This artist’s impression depicts a rapidly spinning supermassive black hole surrounded by an accretion disc. This thin disc of rotating material consists of the leftovers of a Sun-like star which was ripped apart by the tidal forces of the black hole. Shocks in the colliding debris as well as heat generated in accretion led to a burst of light, resembling a supernova explosion. Credit: ESO, ESA/Hubble, M. Kornmesser

In 2019, a team of astronomers led by Dr. Samantha Oates of the University of Birmingham discovered one of the most powerful transients ever seen – where astronomical objects change their brightness over a short period. Oates and her colleagues found this object, known as J221951-484240 (or J221951), using the Ultra-Violet and Optical Telescope (UVOT) on NASA’s Neil Gehrels Swift Observatory while searching for the source of a gravitational wave (GW) that was thought to be caused by two massive objects merging in our galaxy.

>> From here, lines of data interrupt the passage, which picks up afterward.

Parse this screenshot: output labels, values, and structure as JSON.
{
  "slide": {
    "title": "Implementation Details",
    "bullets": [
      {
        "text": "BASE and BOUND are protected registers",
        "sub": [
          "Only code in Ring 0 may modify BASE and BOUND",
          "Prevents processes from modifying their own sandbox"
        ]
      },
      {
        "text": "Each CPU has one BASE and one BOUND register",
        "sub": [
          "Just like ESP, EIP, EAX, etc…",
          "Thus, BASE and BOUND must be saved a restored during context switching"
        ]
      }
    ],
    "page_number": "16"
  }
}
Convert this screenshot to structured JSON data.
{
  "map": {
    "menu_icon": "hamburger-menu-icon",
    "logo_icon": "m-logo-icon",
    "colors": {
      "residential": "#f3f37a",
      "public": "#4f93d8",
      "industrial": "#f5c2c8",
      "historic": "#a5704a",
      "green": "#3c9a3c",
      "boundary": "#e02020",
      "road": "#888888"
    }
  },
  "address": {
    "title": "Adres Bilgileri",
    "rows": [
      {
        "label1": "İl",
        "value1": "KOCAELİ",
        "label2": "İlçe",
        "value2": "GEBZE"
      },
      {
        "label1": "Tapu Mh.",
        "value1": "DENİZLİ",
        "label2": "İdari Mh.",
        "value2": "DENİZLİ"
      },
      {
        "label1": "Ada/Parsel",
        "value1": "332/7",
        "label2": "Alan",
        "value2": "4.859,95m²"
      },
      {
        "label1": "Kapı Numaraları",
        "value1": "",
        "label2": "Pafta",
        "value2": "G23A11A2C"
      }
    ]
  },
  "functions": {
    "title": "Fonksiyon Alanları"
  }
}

Multiple follow-up observations were made using the UVOT and Swift’s other instruments – the Burst Alert Telescope (BAT) and X-Ray Telescope (XRT), the Hubble Space Telescope, the South African Large Telescope (SALT), the Wide-field Infrared Survey Explorer (WISE), the ESO’s Very Large Telescope (VLT), the Australia Telescope Compact Array (ATCA), and more. The combined observations and spectra revealed that the source was a supermassive black hole (SMBH) in a distant galaxy that mysteriously “switched on,” becoming one of the most dramatic bursts of brightness ever seen with a black hole.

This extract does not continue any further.